Lo que imprimió a estas cuestiones cierto carácter de urgencia e inmediatez en el siglo XIX fue la experiencia de la Revolución francesa, que se convirtió en el foco de atención de todo debate jurídico o histórico. Los liberales y socialistas la consideraban el inicio de un glorioso futuro en nombre de la perfectibilidad y el progreso, y los conservadores y reaccionarios la denunciaron como la fuente de todo mal en el mundo. Pero, tanto si se la contempla como la culminación de las fuerzas de la nación como la despótica némesis de la independencia nacional, la Revolución sigue siendo un gran reto para los historiadores, un modelo para la teoría política y una prueba para los metarrelatos políticos a gran escala (Lucas, 1988).
En el siglo XIX, el concepto general de «revolución» tuvo gran importancia en el pensamiento político, no sólo como fenómeno, un rasgo peculiar de la historia moderna desde la Guerra Civil inglesa, sino también como núcleo de cuestiones sobre la estructura social y el cambio político. Para los historiadores, la revolución era un conjunto de acontecimientos extraordinarios y dramáticos que suponían un reto para su capacidad de interpretación. Para los juristas era una ruptura de la continuidad que no sólo amenazaba a la legitimidad de las instituciones existentes, sino asimismo a sus presupuestos y viabilidad.

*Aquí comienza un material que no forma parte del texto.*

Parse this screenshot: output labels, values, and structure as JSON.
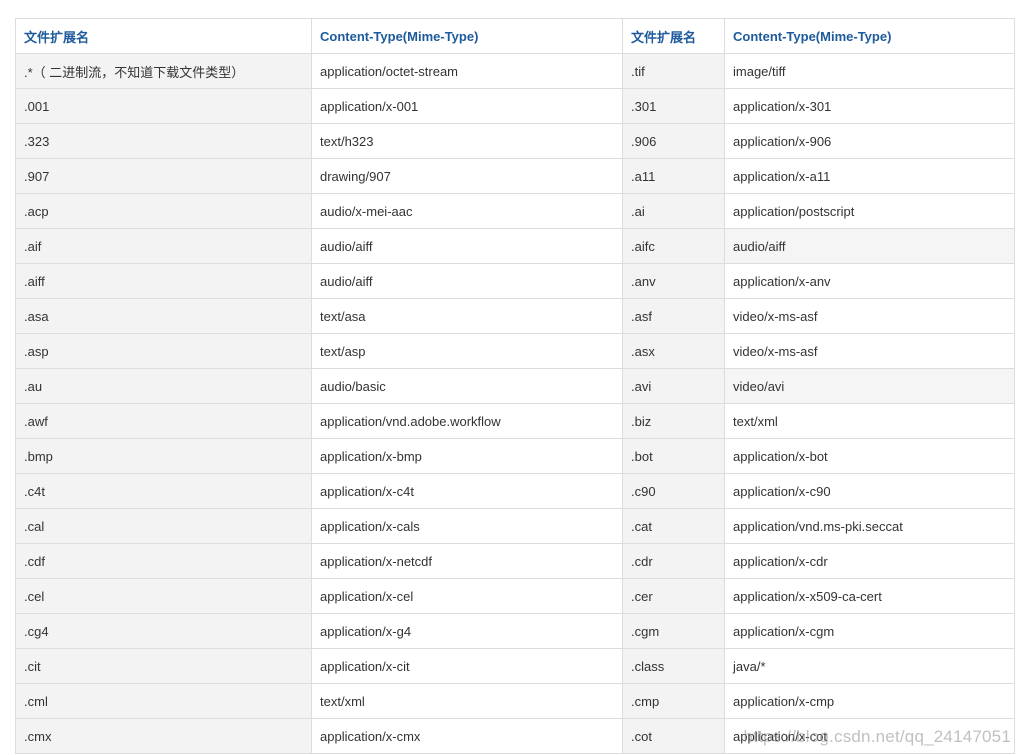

Para los pensadores políticos, un punto de intersección entre el ejemplo más duro para la ciencia política y el juicio de valor político más fundamental. Tras 1815, el debate sobre la naturaleza de la revolución tuvo lugar entre dos extremos. Uno de ellos consideraba que el año 1789 era la fuente de todos los problemas del momento, y el otro lo alababa como la gran esperanza para el futuro de la humanidad. En cierto modo, fueron los historiadores y los juristas quienes intentaron mantener este diálogo a un nivel cívico y práctico.
A largo plazo, la sociedad europea que había surgido de los calamitosos eventos de los periodos revolucionario y napoleónico se transformó drásticamente, pero puede que algo menos desde el punto de vista de los académicos del derecho y de la historia, quienes escrutaban por debajo de los titulares, los debates diplomáticos, la geografía política y la teoría constitucional, que de los observadores políticos y los críticos (Kelley, 1994). En las leyes y en la experiencia histórica, la continuidad con el Antiguo Régimen –en la mentalidad, las costumbres sociales, las convenciones jurídicas y la organización económica– resultaba cada vez más obvia, sobre todo en el caso de aquellas personas y grupos dedicados a continuar y extender una agenda revolucionaria basada en la «libertad, igualdad, fraternidad».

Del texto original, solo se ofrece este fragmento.